La abrazó con más fuerza. "Sí, Kimberly. Soy tuyo".
Observé, horrorizada, cómo asentía, afirmando su realidad distorsionada. Estaba tan perdido en su propio y retorcido sentido de la responsabilidad, tan ciego a la serpiente venenosa que acunaba. Mi fantasma se tambaleó. Estaba realmente perdido.
De repente, estaba en su oficina, el opulento espacio en marcado contraste con la estéril habitación del hospital. Estaba sentado en su gran escritorio de caoba, con el rostro sombrío. Mi localizador había estado sonando sin parar. Lo ignoró, luego finalmente lo apagó, arrojándolo a un cajón.
Intentó llamar a mi celular personal, luego a mi extensión del trabajo. Sin respuesta. Por supuesto que no. Estaba muerta.
Su asistente lo llamó por el intercomunicador. "Dr. Galván, el Dr. Lee lo necesita en el quirófano 3. Traumatismo craneoencefálico crítico del accidente del puente de antes.
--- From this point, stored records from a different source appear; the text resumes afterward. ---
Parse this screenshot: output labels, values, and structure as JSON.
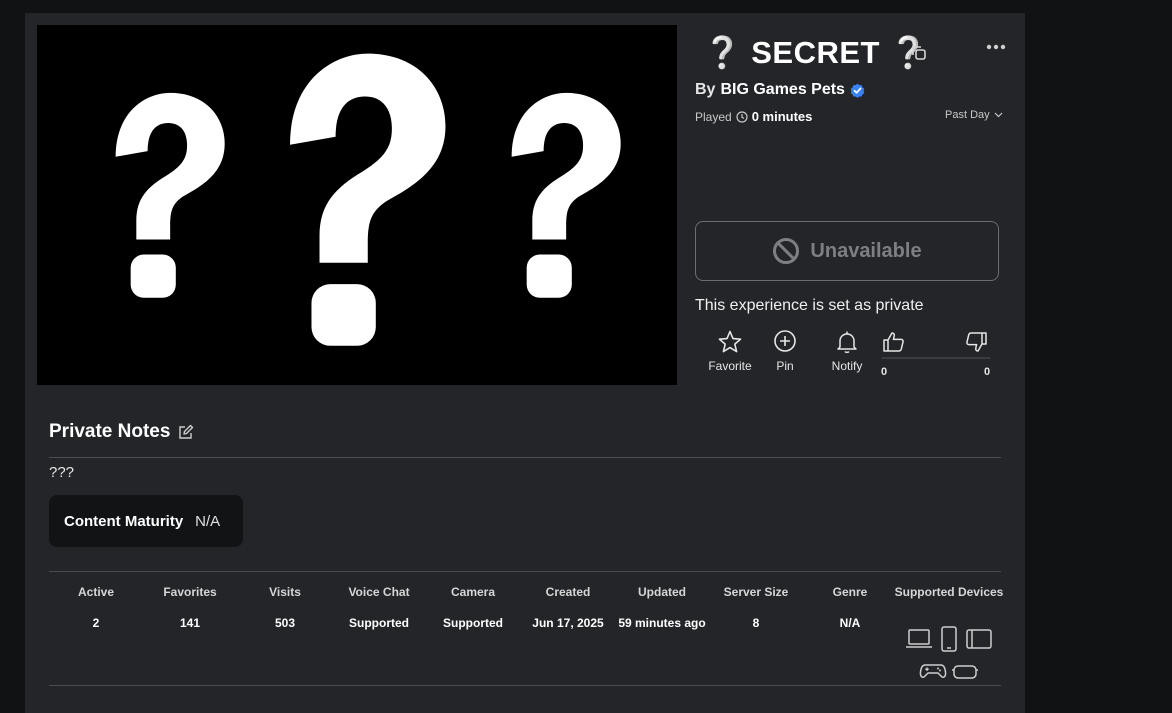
{
  "game": {
    "title": "SECRET",
    "title_prefix": "❔",
    "title_suffix": "❔",
    "by_prefix": "By",
    "creator": "BIG Games Pets",
    "played_label": "Played",
    "played_value": "0 minutes",
    "period": "Past Day",
    "play_button_label": "Unavailable",
    "private_message": "This experience is set as private"
  },
  "actions": {
    "favorite": "Favorite",
    "pin": "Pin",
    "notify": "Notify",
    "upvotes": "0",
    "downvotes": "0"
  },
  "notes": {
    "title": "Private Notes",
    "text": "???"
  },
  "maturity": {
    "label": "Content Maturity",
    "value": "N/A"
  },
  "stats": [
    {
      "label": "Active",
      "value": "2"
    },
    {
      "label": "Favorites",
      "value": "141"
    },
    {
      "label": "Visits",
      "value": "503"
    },
    {
      "label": "Voice Chat",
      "value": "Supported"
    },
    {
      "label": "Camera",
      "value": "Supported"
    },
    {
      "label": "Created",
      "value": "Jun 17, 2025"
    },
    {
      "label": "Updated",
      "value": "59 minutes ago"
    },
    {
      "label": "Server Size",
      "value": "8"
    },
    {
      "label": "Genre",
      "value": "N/A"
    },
    {
      "label": "Supported Devices",
      "value": ""
    }
  ],
  "devices": [
    "computer-icon",
    "phone-icon",
    "tablet-icon",
    "console-icon",
    "vr-icon"
  ],
  "colors": {
    "background": "#111214",
    "panel": "#232529",
    "verified": "#3b82f6"
  }
}
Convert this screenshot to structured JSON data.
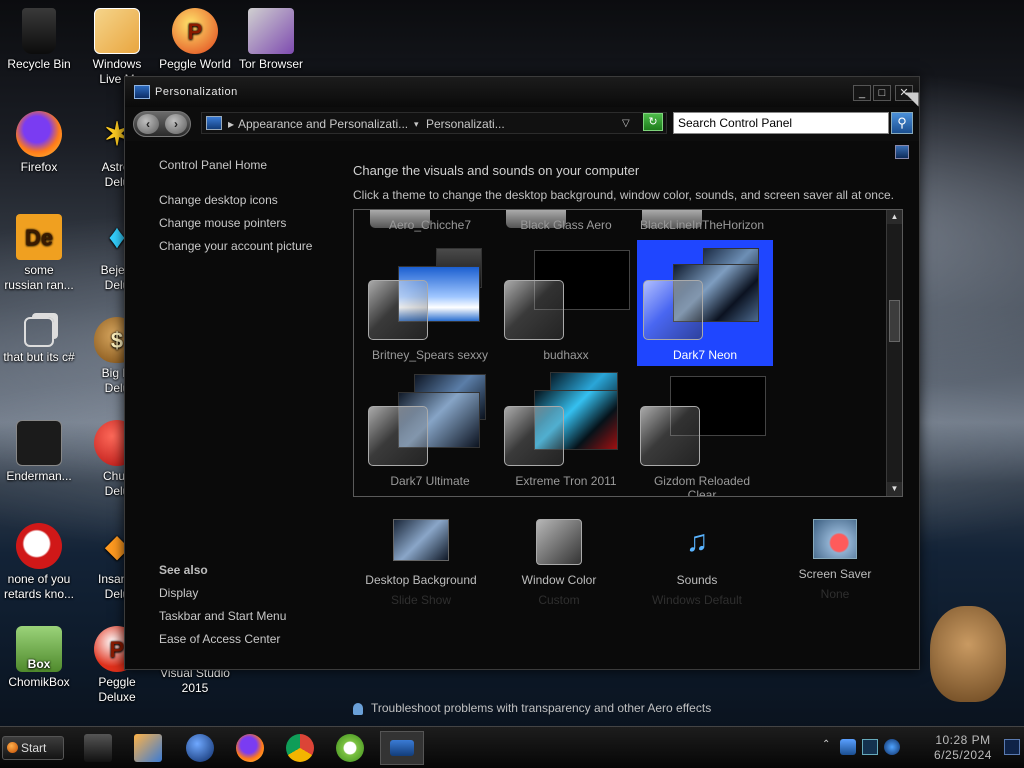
{
  "desktop": {
    "icons": [
      {
        "label": "Recycle Bin"
      },
      {
        "label": "Windows\nLive M"
      },
      {
        "label": "Peggle World"
      },
      {
        "label": "Tor Browser"
      },
      {
        "label": "Firefox"
      },
      {
        "label": "Astrol\nDelu"
      },
      {
        "label": "some\nrussian ran..."
      },
      {
        "label": "Bejew\nDelu"
      },
      {
        "label": "that but its c#"
      },
      {
        "label": "Big M\nDelu"
      },
      {
        "label": "Enderman..."
      },
      {
        "label": "Chuz\nDelu"
      },
      {
        "label": "none of you\nretards kno..."
      },
      {
        "label": "Insanic\nDelu"
      },
      {
        "label": "ChomikBox"
      },
      {
        "label": "Peggle\nDeluxe"
      },
      {
        "label": "Visual Studio\n2015"
      }
    ]
  },
  "window": {
    "title": "Personalization",
    "address": {
      "crumb1": "Appearance and Personalizati...",
      "crumb2": "Personalizati..."
    },
    "search": {
      "value": "Search Control Panel"
    }
  },
  "left_pane": {
    "home": "Control Panel Home",
    "links": [
      "Change desktop icons",
      "Change mouse pointers",
      "Change your account picture"
    ],
    "see_also_header": "See also",
    "see_also": [
      "Display",
      "Taskbar and Start Menu",
      "Ease of Access Center"
    ]
  },
  "main": {
    "heading": "Change the visuals and sounds on your computer",
    "subheading": "Click a theme to change the desktop background, window color, sounds, and screen saver all at once.",
    "themes_row0": [
      "Aero_Chicche7",
      "Black Glass Aero",
      "BlackLineInTheHorizon"
    ],
    "themes": [
      {
        "name": "Britney_Spears sexxy",
        "selected": false
      },
      {
        "name": "budhaxx",
        "selected": false
      },
      {
        "name": "Dark7 Neon",
        "selected": true
      },
      {
        "name": "Dark7 Ultimate",
        "selected": false
      },
      {
        "name": "Extreme Tron 2011",
        "selected": false
      },
      {
        "name": "Gizdom Reloaded\nClear",
        "selected": false
      }
    ],
    "settings": [
      {
        "title": "Desktop Background",
        "value": "Slide Show",
        "icon": "desktop-background-icon"
      },
      {
        "title": "Window Color",
        "value": "Custom",
        "icon": "window-color-icon"
      },
      {
        "title": "Sounds",
        "value": "Windows Default",
        "icon": "sounds-icon"
      },
      {
        "title": "Screen Saver",
        "value": "None",
        "icon": "screen-saver-icon"
      }
    ],
    "troubleshoot": "Troubleshoot problems with transparency and other Aero effects"
  },
  "taskbar": {
    "start_label": "Start",
    "time": "10:28 PM",
    "date": "6/25/2024"
  },
  "colors": {
    "selection": "#1f46ff",
    "window_bg": "#0a0a0a",
    "taskbar": "#111111"
  }
}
Pide su experiencia, dice que la paciente se está deteriorando rápidamente".
Damián hizo una pausa, su mano flotando sobre su teléfono. "¿Cómo está el clima, Brenda?".
"Cielos despejados, Dr. Galván. La tormenta pasó hace aproximadamente una hora".
"Bien". Asintió, luego se reclinó en su silla. "Dile al Dr. Lee que no estoy disponible. Tendrá que arreglárselas. Refiérelo a la Dra. Anya Sharma. Ella es capaz".
Mi fantasma gritó. El accidente del puente. La paciente. Esa era yo. Se negaba a operarme. La mujer con la que se suponía que se casaría en una semana.
"Pero Dr. Galván", la voz de Brenda era vacilante, "el Dr. Lee lo solicitó específicamente. Dijo que el pronóstico de la paciente es nefasto sin una intervención neuroquirúrgica inmediata, y dada su profesión-".
"Dije que no estoy disponible, Brenda", la interrumpió Damián, con voz plana. "Cancela todas mis citas para los próximos dos días. Estaré con la señorita Potes".
Me canceló. Canceló mi vida. Canceló la cirugía que podría haberme salvado. Lo canceló todo, por ella.